Fungal nail symptoms tend to be subtle, making them hard to recognize at first glance. Some common symptoms include a yellowish discoloration of the nail, typically starting near the tip (or “tip”) of the nail and progressing back towards the cuticle. This discoloration typically develops slowly and does not cause pain. In some cases, the yellow discoloration of the nail can be so subtle that it is confused with a toenail infection or other superficial nail abnormality. Onychomycosis can cause permanent discoloration of the nail and may not even be noticed until the nail becomes cracked, softened, or distorted.

Nail fungus nail symptoms are often mistaken for other, more serious conditions. But just because your nails look unhealthy doesn’t necessarily mean that there is a deeper problem. In order to really determine if you have onychomycosis, you need to visit a doctor. Even if your condition is caused by fungal bacteria, a biopsy of the nail is not enough to make a positive diagnosis.
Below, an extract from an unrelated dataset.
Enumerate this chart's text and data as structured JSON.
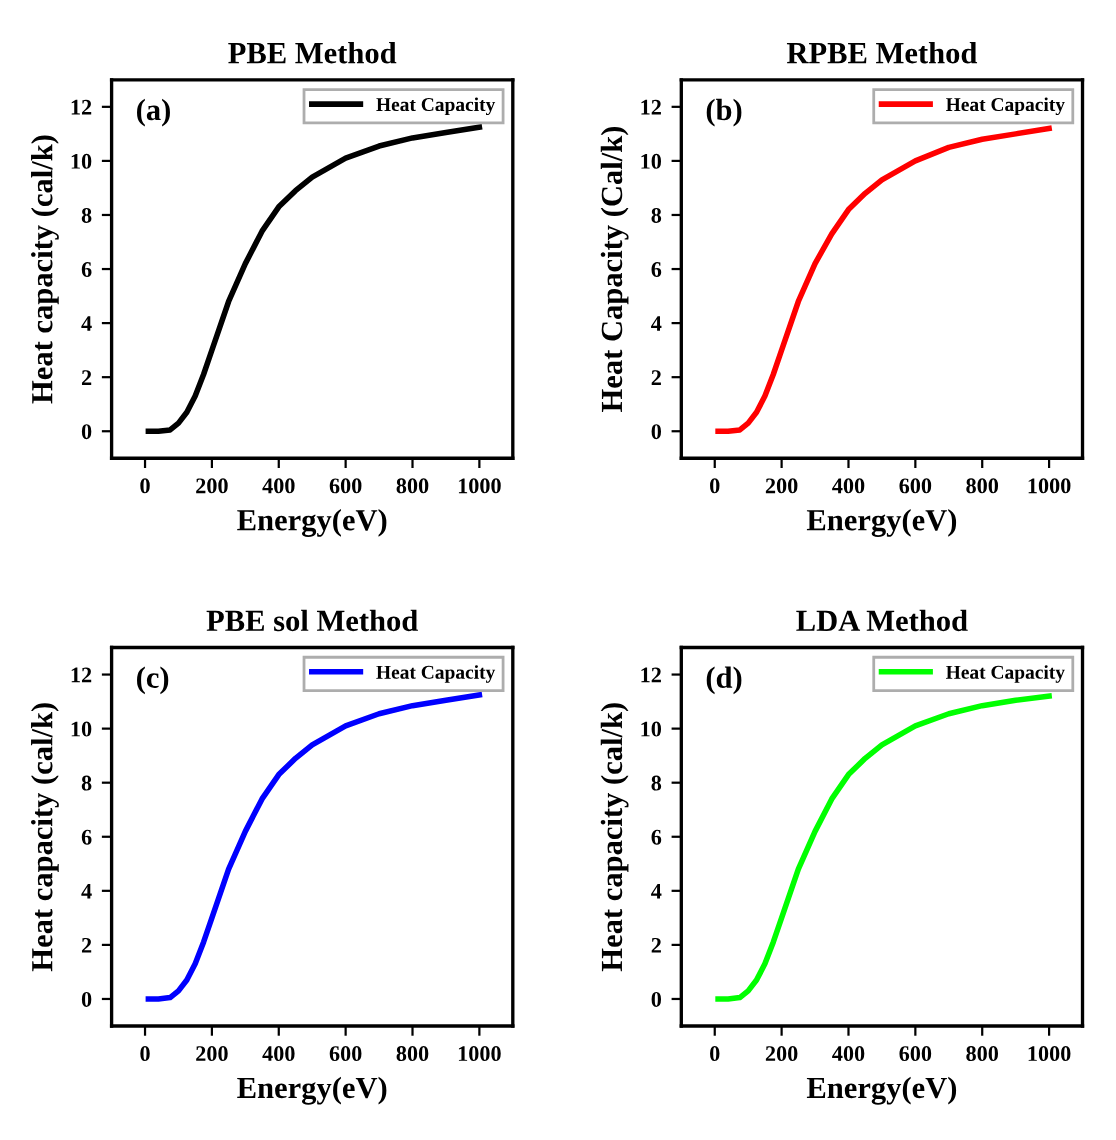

Your doctor will have to perform a thorough physical examination and take a sample of your infected toenail to be sent to a lab. There, a pathologist can do laboratory tests to identify the fungus and, if necessary, prescribe treatment.

Fungal nail infections are extremely common, and nearly half of people experience one or more symptoms. In most cases, the toenail fungus will clear up itself in time. Occasionally, however, it may remain in the toenail or other parts of the body and produce further symptoms or even result in toenail death. Untreated onychomycosis can lead to serious health problems, including toenail cancer and severe pain and damage to other parts of the body, such as the heart. It is important to be careful, though, and to promptly seek medical attention if you think that you have an onychomycosis.